Орал, шептал или просто молил Сашка – никто не знает, а он тем более. Понял другое: все застыло.

Зато уверовавшие в спасение отпускники обессиленно попадали на камни у своих машин. Вытирая пот с лиц, подняли глаза в чистое, свободное даже от орлов, небо.

Но не от боевиков.

Они смотрели на пограничников с гребня скалы, и мгновенно все вспомнили, что оружие – только у Пашки и Сашки. Тем для стрельбы хватило бы секунды, но флажки, тонкие пластинки предохранителя, поставлены вверх! А это еще одна секунда. Страшно много, когда тебя самого держат на мушке, не давая пошевелиться.

Эх, командир.

Тринадцатое.

Пятница!

Разбив тишину и сердца пленников грохотом, упал скатившийся с гребня камешек. Не желая быть свидетелем расстрела, медленно, не привлекая к себе внимания, присело за вершину соседней горы солнце.

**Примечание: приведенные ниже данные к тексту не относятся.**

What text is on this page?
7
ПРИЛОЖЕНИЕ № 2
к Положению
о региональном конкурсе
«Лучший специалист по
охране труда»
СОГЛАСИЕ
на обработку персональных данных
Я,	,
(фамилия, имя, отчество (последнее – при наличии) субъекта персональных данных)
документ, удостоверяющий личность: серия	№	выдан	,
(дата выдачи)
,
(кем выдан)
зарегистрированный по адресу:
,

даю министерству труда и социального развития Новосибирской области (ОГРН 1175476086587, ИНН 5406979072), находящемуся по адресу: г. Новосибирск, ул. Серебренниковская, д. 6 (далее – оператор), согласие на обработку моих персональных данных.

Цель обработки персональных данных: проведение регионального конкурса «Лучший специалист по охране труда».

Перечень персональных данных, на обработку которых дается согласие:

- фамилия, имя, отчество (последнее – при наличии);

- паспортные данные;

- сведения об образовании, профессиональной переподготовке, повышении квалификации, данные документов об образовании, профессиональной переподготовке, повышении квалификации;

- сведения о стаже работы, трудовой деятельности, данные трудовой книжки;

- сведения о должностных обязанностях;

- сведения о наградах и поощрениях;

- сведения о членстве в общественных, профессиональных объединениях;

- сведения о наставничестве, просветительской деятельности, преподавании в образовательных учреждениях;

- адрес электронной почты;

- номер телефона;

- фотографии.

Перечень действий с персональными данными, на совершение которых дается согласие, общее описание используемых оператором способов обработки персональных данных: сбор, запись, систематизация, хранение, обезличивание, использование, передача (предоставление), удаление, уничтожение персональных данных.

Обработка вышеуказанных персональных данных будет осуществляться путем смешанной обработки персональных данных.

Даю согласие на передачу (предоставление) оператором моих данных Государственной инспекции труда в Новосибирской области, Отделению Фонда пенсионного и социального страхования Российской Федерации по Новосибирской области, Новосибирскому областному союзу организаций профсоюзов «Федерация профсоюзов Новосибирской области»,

В небе остались только перекрестившиеся взгляды боевиков и пограничников. И расстояния меж ними было как от православной часовенки до мусульманской мечети, которую они подняли из руин.

Но сумел, сумел по миллиметру, сдирая о камни кожу с рук, дотянуться Сашка до подсумка с гранатами. Все! Теперь он спасен. Только однажды он видел пленных. Точнее, их изувеченные, с проткнутыми шомполом ушами, отрезанными носами, тела. А он не дастся. Успеть подорвать себя – невероятное счастье, редкая удача для солдата. Спасение от плена…

Со скалы прогремел камнепад – скатилась тонкая струйка песка в ореоле бархатной пыли. Этого мгновения хватило Сашке, чтобы дернуть руку из-под себя. Вроде как занемела, вроде отлежал ее, а на самом деле вырвал чеку в «лимонке» – тонкие такие усики-проволочку, просунутые через отверстие в запале. И получила свободу пружина с бойком. И на пути у них теперь только одна преграда – нежнейший, не признающий малейшего к себе прикосновения, нарциссом красующийся от своей значимости капсюль. За которым – пороховой заряд. И мощи в этой идеально красивой солдатской игрушке, специально ребристой для увеличения числа осколков, вполне хватит, чтобы оставить тысячи автографов на скале, спасшей солдат от падения вниз. Спугнуть орла, не ведающего страха. И мягко, себе в охотку, потому как для этого и предназначалась, искромсать людишек, в эти игрушки играющих.

Жалко себя Сашке. И дом родной вспомнился с новой верандой, и вместе с этим воспоминанием вдруг испугался, осознавая, как плохо они с батей поставили в ней дверь – не по центру, а сбоку. Старались, чтобы не заметал снег и чужие кошки прямо с улицы не забегали в сени. Но теперь, когда будут выносить его гроб из хаты, намаются крутиться. Надо было делать выход прямо…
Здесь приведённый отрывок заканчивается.